Capitalization¶
Purpose¶
Capitalization is a feature of case-sensitive languages to foster relevance by drawing attention to words with capital letters. For a consistent look and feel of the software, it is important to implement capitalization consistently.
Guidelines¶
There are two types of capitalization, title capitalization and sentence style capitalization:
Title Capitalization¶
Title capitalization is when every word in a sentence, statement, phrase, or label is capitalized except for certain words. Use title capitalization primarily for titles and headers, but also for command labels. For example:
Titles and headers on windows, dialog boxes, tabs, lists, group boxes, tree views, etc.
Menu titles and menu item labels
Button labels
Don’t capitalize:
Articles: a, an, the
Coordinating conjunctions: and, but, or, for, nor, etc.
Prepositions (fewer than five letters): on, at, to, from, by, etc.
Capitalize everything else.
Sentence Style Capitalization¶
Sentence style capitalization is when the first letter of the sentence, statement, phrase, or label is capitalized and all other words are lower case. The only exception to this is proper nouns which are always capitalized.

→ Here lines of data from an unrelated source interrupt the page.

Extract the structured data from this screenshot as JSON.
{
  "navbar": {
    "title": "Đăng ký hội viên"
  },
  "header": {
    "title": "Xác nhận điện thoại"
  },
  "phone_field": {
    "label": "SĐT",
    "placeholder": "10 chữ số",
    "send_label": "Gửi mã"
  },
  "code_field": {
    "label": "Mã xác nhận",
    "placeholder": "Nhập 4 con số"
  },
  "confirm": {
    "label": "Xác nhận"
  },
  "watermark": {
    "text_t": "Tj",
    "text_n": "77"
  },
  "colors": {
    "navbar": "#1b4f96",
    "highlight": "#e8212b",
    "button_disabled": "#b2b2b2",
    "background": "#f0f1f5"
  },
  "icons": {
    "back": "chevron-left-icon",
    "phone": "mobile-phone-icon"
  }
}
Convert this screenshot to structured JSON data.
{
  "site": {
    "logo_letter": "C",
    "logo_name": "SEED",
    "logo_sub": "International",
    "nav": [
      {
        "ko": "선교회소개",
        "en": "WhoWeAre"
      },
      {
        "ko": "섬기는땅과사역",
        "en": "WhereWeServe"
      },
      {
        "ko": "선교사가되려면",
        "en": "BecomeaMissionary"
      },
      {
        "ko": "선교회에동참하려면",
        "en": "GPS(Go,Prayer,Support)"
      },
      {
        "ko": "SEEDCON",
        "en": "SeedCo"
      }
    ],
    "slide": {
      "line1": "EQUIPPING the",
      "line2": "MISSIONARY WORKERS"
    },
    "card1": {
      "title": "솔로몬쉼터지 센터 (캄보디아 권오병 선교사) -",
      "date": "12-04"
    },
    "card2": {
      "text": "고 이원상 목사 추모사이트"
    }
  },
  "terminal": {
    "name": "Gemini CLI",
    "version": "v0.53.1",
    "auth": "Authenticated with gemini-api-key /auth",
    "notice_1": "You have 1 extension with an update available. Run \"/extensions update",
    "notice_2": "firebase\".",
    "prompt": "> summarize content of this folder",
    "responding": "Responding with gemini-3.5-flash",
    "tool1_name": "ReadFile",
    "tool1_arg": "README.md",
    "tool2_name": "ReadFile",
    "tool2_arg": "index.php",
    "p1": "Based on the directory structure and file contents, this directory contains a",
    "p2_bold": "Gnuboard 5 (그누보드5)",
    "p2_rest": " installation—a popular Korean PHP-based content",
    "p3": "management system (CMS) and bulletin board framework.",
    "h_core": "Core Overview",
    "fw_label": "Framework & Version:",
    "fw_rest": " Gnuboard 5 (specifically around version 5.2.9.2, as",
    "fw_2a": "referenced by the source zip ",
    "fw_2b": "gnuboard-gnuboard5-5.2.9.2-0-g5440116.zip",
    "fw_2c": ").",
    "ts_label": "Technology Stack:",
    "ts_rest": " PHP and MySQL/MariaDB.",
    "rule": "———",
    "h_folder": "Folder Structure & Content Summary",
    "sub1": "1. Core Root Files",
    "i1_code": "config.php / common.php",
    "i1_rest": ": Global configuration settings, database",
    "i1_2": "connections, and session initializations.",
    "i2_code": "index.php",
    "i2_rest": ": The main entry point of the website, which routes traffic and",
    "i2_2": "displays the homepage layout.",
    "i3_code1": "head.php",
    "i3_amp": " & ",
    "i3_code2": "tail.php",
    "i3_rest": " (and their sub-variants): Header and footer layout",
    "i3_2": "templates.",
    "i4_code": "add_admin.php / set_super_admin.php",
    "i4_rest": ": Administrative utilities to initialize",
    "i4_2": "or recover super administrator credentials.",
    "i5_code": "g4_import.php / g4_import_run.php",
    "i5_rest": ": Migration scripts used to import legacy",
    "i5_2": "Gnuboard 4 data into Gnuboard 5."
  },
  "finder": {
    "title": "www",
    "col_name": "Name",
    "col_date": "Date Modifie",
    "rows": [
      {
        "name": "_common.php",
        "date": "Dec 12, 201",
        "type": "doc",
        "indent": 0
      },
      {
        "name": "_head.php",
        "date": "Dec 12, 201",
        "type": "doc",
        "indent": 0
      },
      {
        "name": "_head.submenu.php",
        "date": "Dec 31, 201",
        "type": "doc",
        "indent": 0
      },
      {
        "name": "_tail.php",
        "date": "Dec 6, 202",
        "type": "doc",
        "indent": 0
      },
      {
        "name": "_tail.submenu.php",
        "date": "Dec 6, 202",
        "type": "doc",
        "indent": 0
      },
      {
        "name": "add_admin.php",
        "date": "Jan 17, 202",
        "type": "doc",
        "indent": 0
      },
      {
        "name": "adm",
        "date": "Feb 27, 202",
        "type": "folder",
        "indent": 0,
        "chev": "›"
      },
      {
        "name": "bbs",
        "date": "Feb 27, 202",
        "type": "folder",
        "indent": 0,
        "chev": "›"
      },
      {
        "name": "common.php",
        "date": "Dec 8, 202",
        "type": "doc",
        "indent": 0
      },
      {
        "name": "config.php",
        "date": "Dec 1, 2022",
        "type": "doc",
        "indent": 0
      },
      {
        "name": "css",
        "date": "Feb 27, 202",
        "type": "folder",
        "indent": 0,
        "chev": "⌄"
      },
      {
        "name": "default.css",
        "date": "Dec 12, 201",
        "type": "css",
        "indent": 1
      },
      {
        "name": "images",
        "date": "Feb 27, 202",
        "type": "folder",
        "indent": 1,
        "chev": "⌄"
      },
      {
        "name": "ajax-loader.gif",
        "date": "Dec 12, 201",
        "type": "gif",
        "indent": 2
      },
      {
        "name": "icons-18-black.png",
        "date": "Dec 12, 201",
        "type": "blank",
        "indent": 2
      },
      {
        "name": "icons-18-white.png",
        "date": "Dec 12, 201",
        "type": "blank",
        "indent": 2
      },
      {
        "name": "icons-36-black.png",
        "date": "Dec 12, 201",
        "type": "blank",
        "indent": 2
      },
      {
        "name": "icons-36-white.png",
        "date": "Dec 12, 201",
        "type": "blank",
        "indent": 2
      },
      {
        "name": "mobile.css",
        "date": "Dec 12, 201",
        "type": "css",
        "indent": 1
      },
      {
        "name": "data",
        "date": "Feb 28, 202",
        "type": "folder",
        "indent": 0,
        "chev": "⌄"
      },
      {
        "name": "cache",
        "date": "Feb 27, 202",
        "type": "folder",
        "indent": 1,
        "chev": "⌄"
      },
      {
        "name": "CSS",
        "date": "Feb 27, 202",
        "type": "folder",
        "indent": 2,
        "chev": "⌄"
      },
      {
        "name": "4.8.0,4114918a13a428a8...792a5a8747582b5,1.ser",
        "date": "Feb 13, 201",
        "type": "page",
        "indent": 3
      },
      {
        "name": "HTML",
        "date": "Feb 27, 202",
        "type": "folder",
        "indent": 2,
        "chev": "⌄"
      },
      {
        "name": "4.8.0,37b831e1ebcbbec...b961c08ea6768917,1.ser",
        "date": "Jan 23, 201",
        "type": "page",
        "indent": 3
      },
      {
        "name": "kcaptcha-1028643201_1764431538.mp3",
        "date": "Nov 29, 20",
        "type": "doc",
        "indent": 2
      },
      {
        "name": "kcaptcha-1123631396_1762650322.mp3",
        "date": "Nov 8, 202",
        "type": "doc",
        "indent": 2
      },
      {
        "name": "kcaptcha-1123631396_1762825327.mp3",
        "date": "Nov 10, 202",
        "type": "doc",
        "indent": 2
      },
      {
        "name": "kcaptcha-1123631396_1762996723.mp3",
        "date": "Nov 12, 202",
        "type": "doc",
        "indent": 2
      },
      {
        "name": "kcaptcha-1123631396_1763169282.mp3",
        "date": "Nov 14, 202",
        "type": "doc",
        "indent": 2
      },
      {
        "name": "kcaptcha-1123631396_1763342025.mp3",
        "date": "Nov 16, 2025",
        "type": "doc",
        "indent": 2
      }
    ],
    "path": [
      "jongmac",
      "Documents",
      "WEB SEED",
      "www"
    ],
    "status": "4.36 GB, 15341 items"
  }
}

Use sentence style capitalization for text that is or could be read as a sentence, or that is part of a sentence in conjunction with other elements. For example:
Tooltip text
Placeholder text in text fields
Checkbox labels
Labels to the left of controls in a Form Layout
Descriptions of anything
Acronyms/Initialisms, Internet¶
Words such as URL, JPEG, or LDAP should be written in capital letters
Internet (if referring to the Internet) takes a capital I.